Jaka jest przyszłość teologii starokatolickiej w ChAT i poza nim?
Pierwsze co mi przychodzi na myśl to ostatnia rekrutacja i pięciu kandydatów na teologów starokatolickich, w tym trzech mężczyzn, którzy zgłosili akces do seminarium polskokatolickiego. Dla naszej sekcji perspektywa pięciu osób to było pozytywne zdziwienie. Jest jeszcze drugi nabór, więc zobaczymy.
Czy Kościół Polskokatolicki ma – podobnie jak inne Kościoły – problemy kadrowe?
Zdecydowanie. Mamy za mało duchownych. Związany jest z tym kolejny problem, a mianowicie pojęcie parafii, które jest mało precyzyjne. Jeśli parafia liczy 30 osób to nie jest w stanie utrzymać księdza tylko z tego, co nazbiera w ciągu miesiąca. Czasami stoi kościół i nawet plebania, ale nie ma kogo tam posłać, bo po pierwsze brakuje księdza, a nawet jeśliby był, to nie zawsze miałby za co przeżyć.
Trochę zataczamy koło, bo być może to, o czym ksiądz mówi wiąże się z problemem misyjności i tożsamości Kościoła Polskokatolickiego? W ostatnich latach Kościół zlikwidował parę parafii – jedną w Krakowie i w Gorzowie Wielkopolskim. Być może jest tak, że jeśli ludzie widzą, że niezbyt to się różni od Kościoła rzymskokatolickiego, bo i msza podobna i konserwatyzm również to po co coś zmieniać?
Jeśli ktoś sobie takie pytanie postawi to już należy się cieszyć. Podniósł pan wiele elementów, które są pozytywne, bo sugerują refleksyjność. Trudno powiedzieć coś odkrywczego – to wszystko jest zadaniem i powołaniem dla księży i ich pracy. Mamy mnóstwo przykładów zaangażowania duszpasterskiego. Jeśli czegoś oczekujemy to musimy wpierw sami coś dać, aby żądać czy oczekiwać od innych.
Ma ksiądz plan na pierwsze 100 dni od objęcia urzędu?

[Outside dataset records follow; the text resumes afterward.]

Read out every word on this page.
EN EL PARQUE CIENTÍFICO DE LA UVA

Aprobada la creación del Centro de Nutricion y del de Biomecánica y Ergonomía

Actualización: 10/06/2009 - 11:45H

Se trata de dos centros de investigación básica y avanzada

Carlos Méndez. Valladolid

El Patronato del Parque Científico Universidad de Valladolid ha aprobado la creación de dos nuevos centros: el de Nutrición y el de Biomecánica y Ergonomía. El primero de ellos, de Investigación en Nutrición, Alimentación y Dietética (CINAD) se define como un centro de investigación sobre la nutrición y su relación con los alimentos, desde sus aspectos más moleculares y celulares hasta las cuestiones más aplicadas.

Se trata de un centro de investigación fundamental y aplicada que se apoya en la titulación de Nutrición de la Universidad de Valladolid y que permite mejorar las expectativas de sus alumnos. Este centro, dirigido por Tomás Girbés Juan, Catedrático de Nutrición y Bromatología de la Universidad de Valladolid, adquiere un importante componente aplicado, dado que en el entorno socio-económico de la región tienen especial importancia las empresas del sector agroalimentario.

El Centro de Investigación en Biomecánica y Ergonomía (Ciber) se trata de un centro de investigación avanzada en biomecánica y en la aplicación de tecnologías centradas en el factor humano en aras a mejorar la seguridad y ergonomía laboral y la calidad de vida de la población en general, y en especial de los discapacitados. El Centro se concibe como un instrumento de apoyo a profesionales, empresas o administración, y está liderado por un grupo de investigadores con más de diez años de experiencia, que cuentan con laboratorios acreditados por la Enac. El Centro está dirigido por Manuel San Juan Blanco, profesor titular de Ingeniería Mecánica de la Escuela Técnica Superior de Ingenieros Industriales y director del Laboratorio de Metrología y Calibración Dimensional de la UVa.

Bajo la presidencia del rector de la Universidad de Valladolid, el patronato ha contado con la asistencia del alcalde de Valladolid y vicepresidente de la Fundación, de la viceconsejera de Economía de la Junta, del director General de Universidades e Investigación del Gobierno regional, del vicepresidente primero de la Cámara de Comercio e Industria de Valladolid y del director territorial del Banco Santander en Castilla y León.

Bardziej plan na pierwszy rok. Są rzeczy, które możemy rozpocząć, zamknąć czy przekierować na nowe tory jednym podpisem, ale Kościół jest rzeczywistością dynamiczną, a ta wymaga czasu i namysłu. Najważniejsza jest świadomość, jak wielką odpowiedzialność została na nas złożona. Mamy Radę Synodalną i najbliższa jest zaplanowana dwa tygodnie po konsekracji, a jeszcze przed moim ingresem 30 września do katedry polskokatolickiej w Warszawie. Jest wiele spraw, nad którymi będziemy wspólnie się zastanawiać i poszukiwać rozwiązań.
Chcę towarzyszyć wszystkim, którzy w naszych parafiach z naszymi duchownymi przeżywają radości i troski.
Biskup Andrzej Gontarek jest znanym w środowisku warszawskim i lubelskim działaczem ekumenicznym, organizował historyczne posiedzenie Biskupów Unii Utrechckiej w Lublinie oraz uczestniczył w krajowych i zagranicznych konferencjach starokatolickich i ekumenicznych. Biskup-elekt jest również pracownikiem naukowym Sekcji Starokatolickiej Wydziału Teologicznego Chrześcijańskiej Akademii Teologicznej w Warszawie. Jest żonaty i ma dwie córki.